Blackberry Smoke's covers EP is not a tribute to just one group. Rather, it's a celebration of one particular recording studio, Capricorn Sound Studios in Macon, Ga., instead. Blackberry Smoke has become one of the best modern Southern rock revivalists, so it follows logically that the group would salute the studio home and city to many of its primary artistic inspirations where some of the songs were originally recorded.

This six-song release includes a couple of The Allman Brothers Band songs, "Midnight Rider" and "Revival," and a few Wet Willie songs, "Keep on Smilin'" and "Grits Ain't Groceries." These four songs are mostly familiar ones to classic rock fans.

Two of the other songs, however, are particularly exceptional. One is Little Richard's "Southern Child," which found the one whom some have called The Real King of Rock 'n' Roll expressing his Southern roots, long before it was cool. The other standout is a performance of The Marshall Tucker Band's "Take The Highway." Upon first listen, that one sounds a bit like Jethro Tull's Ian Anderson had gotten lost and ended up recording in Georgia. But no, this version features Marcus Henderson, who played the original minstrel in the gallery flute part on The Marshall Tucker Band's initial recording. This new take likely sounds perfectly natural to Southern rock aficionados. However, unless you already know the song, its inclusion may temporarily throw you for a loop. In addition to Henderson's special guest appearance, The Black Bettys provide backing vocals throughout.
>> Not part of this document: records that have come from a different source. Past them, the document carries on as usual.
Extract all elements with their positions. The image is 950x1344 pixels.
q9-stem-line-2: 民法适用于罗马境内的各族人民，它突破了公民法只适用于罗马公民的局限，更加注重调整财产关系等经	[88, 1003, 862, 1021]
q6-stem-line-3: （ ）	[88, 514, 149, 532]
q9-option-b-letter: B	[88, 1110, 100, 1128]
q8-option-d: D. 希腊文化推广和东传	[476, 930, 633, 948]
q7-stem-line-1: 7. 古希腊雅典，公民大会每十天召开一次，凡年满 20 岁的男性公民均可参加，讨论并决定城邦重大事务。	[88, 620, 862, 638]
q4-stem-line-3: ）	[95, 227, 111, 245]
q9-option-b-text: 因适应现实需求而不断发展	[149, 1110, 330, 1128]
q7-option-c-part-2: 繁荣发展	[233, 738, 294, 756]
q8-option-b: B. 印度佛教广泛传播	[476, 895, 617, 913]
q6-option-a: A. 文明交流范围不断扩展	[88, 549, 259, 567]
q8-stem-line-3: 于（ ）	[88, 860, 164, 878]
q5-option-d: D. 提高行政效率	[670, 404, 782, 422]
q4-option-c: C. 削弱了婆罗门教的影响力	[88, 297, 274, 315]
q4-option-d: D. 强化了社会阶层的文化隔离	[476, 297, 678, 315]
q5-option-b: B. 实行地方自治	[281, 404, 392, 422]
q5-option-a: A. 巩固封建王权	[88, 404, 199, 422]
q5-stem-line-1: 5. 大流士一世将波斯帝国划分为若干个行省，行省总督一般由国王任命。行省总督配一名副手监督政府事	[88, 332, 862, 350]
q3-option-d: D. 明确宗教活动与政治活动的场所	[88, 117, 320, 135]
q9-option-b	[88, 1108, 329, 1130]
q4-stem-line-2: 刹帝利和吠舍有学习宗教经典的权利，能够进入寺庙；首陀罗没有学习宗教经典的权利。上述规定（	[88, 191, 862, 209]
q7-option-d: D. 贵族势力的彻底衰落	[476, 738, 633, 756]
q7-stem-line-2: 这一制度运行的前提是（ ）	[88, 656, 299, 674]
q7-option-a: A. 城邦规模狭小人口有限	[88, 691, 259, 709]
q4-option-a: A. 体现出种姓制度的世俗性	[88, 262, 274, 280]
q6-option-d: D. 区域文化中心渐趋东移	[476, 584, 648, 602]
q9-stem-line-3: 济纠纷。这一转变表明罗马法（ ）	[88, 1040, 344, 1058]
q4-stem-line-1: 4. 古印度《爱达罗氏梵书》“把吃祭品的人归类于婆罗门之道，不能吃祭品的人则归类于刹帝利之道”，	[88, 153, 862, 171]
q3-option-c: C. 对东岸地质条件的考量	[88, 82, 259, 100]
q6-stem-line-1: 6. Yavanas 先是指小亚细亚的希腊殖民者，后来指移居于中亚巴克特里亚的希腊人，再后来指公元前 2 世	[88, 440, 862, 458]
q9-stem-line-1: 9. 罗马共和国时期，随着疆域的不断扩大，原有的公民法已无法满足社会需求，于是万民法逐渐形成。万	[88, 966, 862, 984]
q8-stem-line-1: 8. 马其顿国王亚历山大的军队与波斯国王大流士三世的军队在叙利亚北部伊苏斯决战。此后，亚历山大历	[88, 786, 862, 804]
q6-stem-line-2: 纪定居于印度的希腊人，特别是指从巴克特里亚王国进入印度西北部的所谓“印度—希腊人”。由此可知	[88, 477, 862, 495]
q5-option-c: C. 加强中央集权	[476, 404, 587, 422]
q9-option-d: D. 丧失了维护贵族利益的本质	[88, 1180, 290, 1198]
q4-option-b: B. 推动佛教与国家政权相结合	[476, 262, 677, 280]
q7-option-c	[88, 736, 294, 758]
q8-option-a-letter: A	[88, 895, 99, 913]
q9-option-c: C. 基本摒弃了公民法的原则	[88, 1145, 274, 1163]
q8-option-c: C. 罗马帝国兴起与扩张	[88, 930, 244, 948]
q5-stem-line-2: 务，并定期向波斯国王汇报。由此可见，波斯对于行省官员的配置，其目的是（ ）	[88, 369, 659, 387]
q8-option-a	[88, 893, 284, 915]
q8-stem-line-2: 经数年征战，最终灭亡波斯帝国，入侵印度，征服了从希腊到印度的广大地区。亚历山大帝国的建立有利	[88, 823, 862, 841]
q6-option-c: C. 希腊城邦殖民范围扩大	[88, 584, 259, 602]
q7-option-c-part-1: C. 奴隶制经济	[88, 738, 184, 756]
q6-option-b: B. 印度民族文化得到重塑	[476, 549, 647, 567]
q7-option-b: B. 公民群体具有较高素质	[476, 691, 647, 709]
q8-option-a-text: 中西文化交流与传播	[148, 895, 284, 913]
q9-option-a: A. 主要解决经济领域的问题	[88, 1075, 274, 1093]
These two singers aren't primarily rock vocalists, however, as their credits also include sessions with Ludicris, Outkast, T-Pain and Bobby Brown.

While technically studio outings, these six tracks have a loose, natural, easygoing vibe - more like a live record without the audience. Also, this blast of rock music power came along right at the right time. Some music just isn't done justice with just only an acoustic guitar and a vocal. Crank this one up to 11, and then get deep down into these Georgia grooves.